The European Parliament – Photo: wikipedia

Fidesz, opposition divided on EU rule-of-law mechanism in EP plenary session

Hungarian MEPs were divided in their views on the introduction of a mechanism that links payouts of EU funding to member states' observance of the principles of the rule of law in a plenary session of the European Parliament on Wednesday, with ruling Fidesz opposing such a mechanism and the opposition parties backing it.

Fidesz’s Tamas Deutsch said his party was in agreement with leading members of the European People’s Party who oppose the introduction of a rule-of-law conditionality mechanism.

Deutsch cited EPP leader Donald Tusk as saying that the allocation of EU funds should not be subject to purely political criteria. He also cited former European Commission president Jean-Claude Juncker as saying that “making threats” was not a sufficient way of enforcing respect for the rule of law. Deutsch referred to German Chancellor Angela Merkel’s comments regarding the need for unanimity among member states on the issue of the bloc’s next budget and post-pandemic recovery fund.

Fidesz and the Christian Democrats support the EPP’s opposition to all means of political blackmail, he said.

Katalin Cseh of the Momentum Movement said there was no need for unanimity on the rule-of-law mechanism.
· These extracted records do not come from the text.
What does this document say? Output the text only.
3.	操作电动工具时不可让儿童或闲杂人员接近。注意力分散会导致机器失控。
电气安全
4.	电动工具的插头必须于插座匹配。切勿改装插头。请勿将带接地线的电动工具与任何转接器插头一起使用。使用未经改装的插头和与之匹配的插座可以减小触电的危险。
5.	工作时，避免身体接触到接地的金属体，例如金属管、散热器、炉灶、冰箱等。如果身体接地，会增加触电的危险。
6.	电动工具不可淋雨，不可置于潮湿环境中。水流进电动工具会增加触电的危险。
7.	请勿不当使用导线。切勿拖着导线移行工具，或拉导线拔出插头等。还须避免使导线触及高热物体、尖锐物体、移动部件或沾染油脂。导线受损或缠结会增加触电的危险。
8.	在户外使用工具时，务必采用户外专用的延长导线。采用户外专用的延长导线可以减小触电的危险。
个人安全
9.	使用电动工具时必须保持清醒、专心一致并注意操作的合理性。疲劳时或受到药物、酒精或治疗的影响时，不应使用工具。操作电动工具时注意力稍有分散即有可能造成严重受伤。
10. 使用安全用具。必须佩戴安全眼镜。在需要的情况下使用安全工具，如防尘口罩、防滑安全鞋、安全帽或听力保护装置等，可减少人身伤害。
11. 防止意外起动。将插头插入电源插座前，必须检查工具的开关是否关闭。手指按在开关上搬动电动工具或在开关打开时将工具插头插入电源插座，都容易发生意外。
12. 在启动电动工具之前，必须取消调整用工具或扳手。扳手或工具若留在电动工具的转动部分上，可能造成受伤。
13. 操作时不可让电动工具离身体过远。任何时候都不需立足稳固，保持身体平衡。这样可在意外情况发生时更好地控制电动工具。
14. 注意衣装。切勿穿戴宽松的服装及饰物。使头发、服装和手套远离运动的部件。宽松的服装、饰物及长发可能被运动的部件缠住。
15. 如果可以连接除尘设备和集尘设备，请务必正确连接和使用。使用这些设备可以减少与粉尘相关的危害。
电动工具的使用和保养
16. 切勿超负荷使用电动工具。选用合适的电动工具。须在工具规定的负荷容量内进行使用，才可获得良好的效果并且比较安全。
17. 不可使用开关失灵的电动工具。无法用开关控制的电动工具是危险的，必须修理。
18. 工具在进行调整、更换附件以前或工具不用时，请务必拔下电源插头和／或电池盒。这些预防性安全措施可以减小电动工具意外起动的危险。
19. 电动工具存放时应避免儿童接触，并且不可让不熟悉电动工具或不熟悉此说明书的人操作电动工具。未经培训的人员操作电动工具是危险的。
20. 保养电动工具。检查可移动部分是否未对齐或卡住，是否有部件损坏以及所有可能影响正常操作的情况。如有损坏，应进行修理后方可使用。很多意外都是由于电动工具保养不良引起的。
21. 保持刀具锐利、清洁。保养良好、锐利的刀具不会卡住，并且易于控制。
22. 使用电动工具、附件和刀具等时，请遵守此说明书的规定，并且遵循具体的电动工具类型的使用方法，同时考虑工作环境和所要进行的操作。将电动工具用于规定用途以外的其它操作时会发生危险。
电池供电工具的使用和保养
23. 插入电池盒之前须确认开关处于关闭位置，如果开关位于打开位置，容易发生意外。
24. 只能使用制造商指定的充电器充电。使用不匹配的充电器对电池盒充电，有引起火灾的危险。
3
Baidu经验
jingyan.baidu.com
The EP will not back down on this issue, she insisted. “Any intent that points in the opposite direction is a historic mistake and political weakness,” she said.

Cseh said the “attempt to pacify autocrats” was a “grave error”, and urged European conservatives to stand up for European values and the European people.

Jobbik’s Marton Gyongyosi said the EU needed ways to ensure that its laws are enforced by member states, “otherwise Europe will never be strong”. He said Hungarian Prime Minister Viktor Orban’s government was “dividing Europe from within”, adding that the bloc’s existing divisions could only be healed by unity.

Istvan Ujhelyi of the Socialist Party said it would be a “historic crime” if EU leaders “once again stabbed the European Parliament representing the will of nearly 450 million European citizens in the back” by “making deals with mobsters”.

“Fidesz sees the issue of the veto against the EU budget and virus recovery fund as a battle between central and eastern Europe and the West,” Ujhelyi said in a statement. “I see it as common sense and European honesty versus petty mob bosses.”